How grotesque and right it was that at this moment, stubbornly erect, borne against her will into the hated jungle, she should be facing
backward
—this poor great mule of a woman, he thought, with the last grace kicked out of her.

He said, “Almighty God, we pray for Lewis Moon—”

“No!”

“—that he be still alive, and that he may walk safely from the wilderness, to seek his own salvation in Thine eyes, Amen.”

She spoke in hate: “I’d pray for Guzmán first!”

From the river rose sad supplicating limbs of submerged trees, writhing and shivering in the current; on a sand bar at the bend ahead a pale caiman five feet long lay with its jaws agape,
straining to swallow a sword of light which pierced the green escarpments.
At the approach of Huben’s motor it rose on its short legs and ran, carrying its body clear of the ground, like two men borne forward by a heavy log which they are about to drop; headlong and obscene, it plunged into the current.
A thrash of its armored tail and it was gone, leaving a soft spreading welt on the slow water.

At Billy’s shout she had turned her head in time to see the reptile, and was gagging.

“They’re harmless, Hazel.
They say only the black crocodiles are dangerous.”

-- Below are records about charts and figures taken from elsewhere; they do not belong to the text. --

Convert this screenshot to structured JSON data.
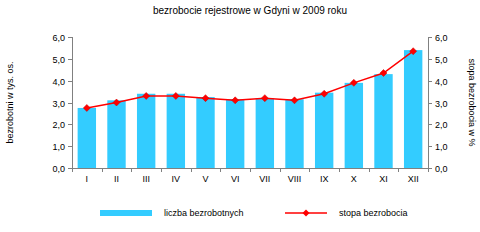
{
  "chart_data": {
    "type": "bar",
    "title": "bezrobocie rejestrowe w Gdyni w 2009 roku",
    "y_label": "bezrobotni w tys. os.",
    "y2_label": "stopa bezrobocia w %",
    "categories": [
      "I",
      "II",
      "III",
      "IV",
      "V",
      "VI",
      "VII",
      "VIII",
      "IX",
      "X",
      "XI",
      "XII"
    ],
    "series": [
      {
        "name": "liczba bezrobotnych",
        "type": "bar",
        "color": "#33ccff",
        "values": [
          2.75,
          3.1,
          3.4,
          3.4,
          3.25,
          3.15,
          3.2,
          3.15,
          3.45,
          3.9,
          4.3,
          5.4
        ]
      },
      {
        "name": "stopa bezrobocia",
        "type": "line",
        "axis": "y2",
        "color": "#ff0000",
        "marker": "diamond",
        "values": [
          2.75,
          3.0,
          3.3,
          3.3,
          3.2,
          3.1,
          3.2,
          3.1,
          3.4,
          3.9,
          4.35,
          5.35
        ]
      }
    ],
    "ylim": [
      0,
      6
    ],
    "yticks": [
      {
        "value": 0,
        "label": "0,0"
      },
      {
        "value": 1,
        "label": "1,0"
      },
      {
        "value": 2,
        "label": "2,0"
      },
      {
        "value": 3,
        "label": "3,0"
      },
      {
        "value": 4,
        "label": "4,0"
      },
      {
        "value": 5,
        "label": "5,0"
      },
      {
        "value": 6,
        "label": "6,0"
      }
    ],
    "y2lim": [
      0,
      6
    ],
    "y2ticks": [
      {
        "value": 0,
        "label": "0,0"
      },
      {
        "value": 1,
        "label": "1,0"
      },
      {
        "value": 2,
        "label": "2,0"
      },
      {
        "value": 3,
        "label": "3,0"
      },
      {
        "value": 4,
        "label": "4,0"
      },
      {
        "value": 5,
        "label": "5,0"
      },
      {
        "value": 6,
        "label": "6,0"
      }
    ],
    "grid": false,
    "legend": "bottom"
  }
}
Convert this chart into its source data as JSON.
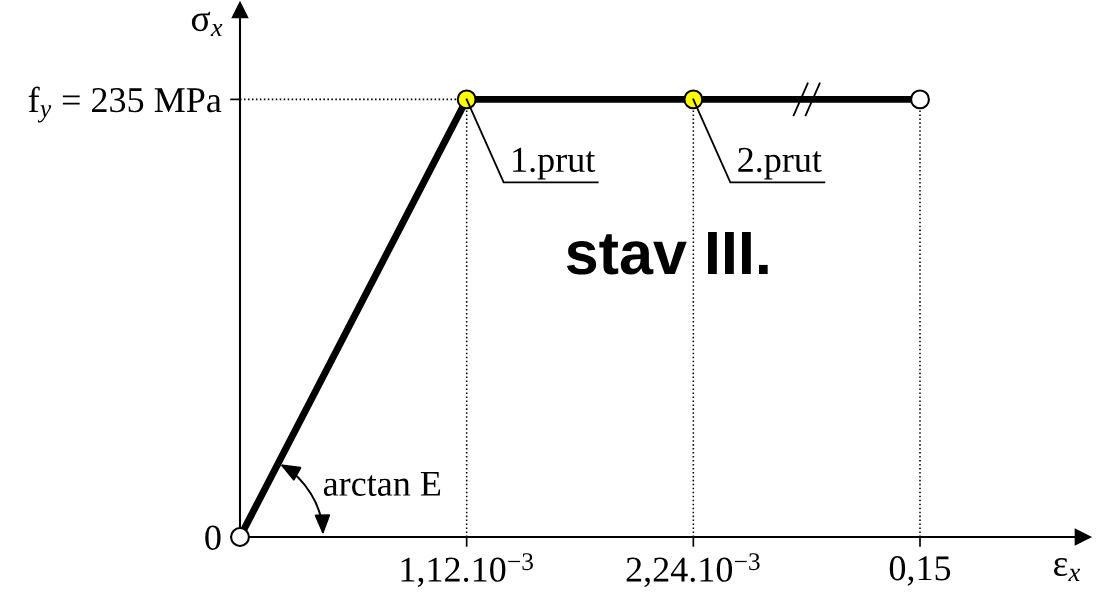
{
  "chart_data": {
    "type": "line",
    "categories": [
      null,
      "1,12.10$^{−3}$",
      "2,24.10$^{−3}$",
      "0,15"
    ],
    "series": [
      {
        "color": "#000000",
        "colors": [
          "#ffffff",
          "#ffff00",
          "#ffff00",
          "#ffffff"
        ],
        "values": [
          0,
          235,
          235,
          235
        ]
      }
    ],
    "xlabel": "ε$_{x}$",
    "ylabel": "σ$_{x}$",
    "ylim": [
      0,
      283
    ],
    "yticks": [
      {
        "value": 0,
        "label": "0"
      },
      {
        "value": 235,
        "label": "f$_{y}$ = 235 MPa"
      }
    ],
    "marker": "circle",
    "line_style": "solid",
    "ref_lines": [
      {
        "axis": "y",
        "value": 235,
        "color": "#000000",
        "line_style": "dotted"
      },
      {
        "axis": "x",
        "value": "1,12.10$^{−3}$",
        "color": "#000000",
        "line_style": "dotted"
      },
      {
        "axis": "x",
        "value": "2,24.10$^{−3}$",
        "color": "#000000",
        "line_style": "dotted"
      },
      {
        "axis": "x",
        "value": "0,15",
        "color": "#000000",
        "line_style": "dotted"
      }
    ],
    "annotations": [
      "arctan E",
      "stav III.",
      {
        "text": "1.prut",
        "x": "1,12.10$^{−3}$",
        "y": 235
      },
      {
        "text": "2.prut",
        "x": "2,24.10$^{−3}$",
        "y": 235
      }
    ]
  }
}
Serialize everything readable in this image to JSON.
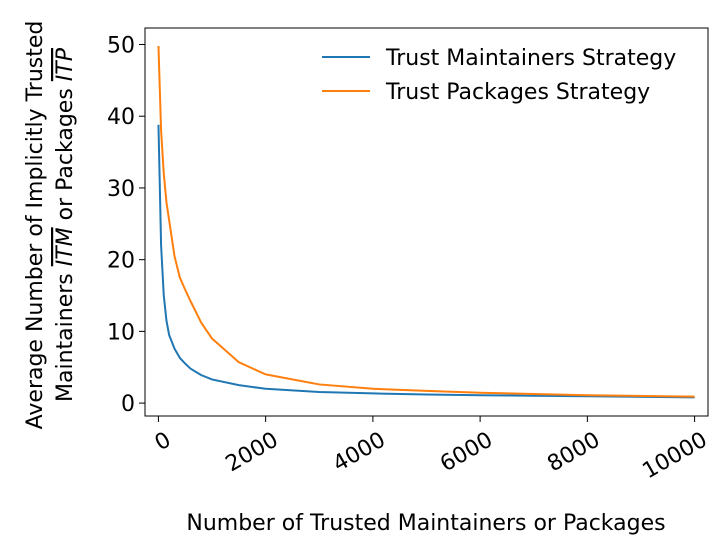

“The crocodiles,” she muttered.
“The
black
ones.
Where are
they?
” She fixed her eyes on the big red hands folded tightly on her lap.
He did not want those hands to touch him, ever again.

A scent of the jungle caught him unaware; he stared at the engulfing trees.
Perhaps the canoes were being watched, had been watched since they left Remate.
But this was Tiro country, after all, and the Tiro had been tame for many years; like the Quechua, they had made their peace with exploitation.
At the same time one never knew what impulse might seize this people, whose resilience must have its snapping point, and for whom, unlike the Niaruna, stealth and treachery ranked high among the virtues; on this narrow river it would be the work of moments to fill the chests of the Lord’s ambassadors with arrows.
Having hidden any food and valuables, the Tiro could then paddle downriver to Remate with the news of another Niaruna massacre.

Quarrier stared at Billy’s small eager body pressed into the bow.
Perhaps the only thing staying the Tiro hand was that the idea had not occurred to them.
He shuddered violently with cold.
A need for peace came over him; he had an impulse to cut the motor of the boat and drift silently backward into green oblivion, letting his hand trail in the cool water.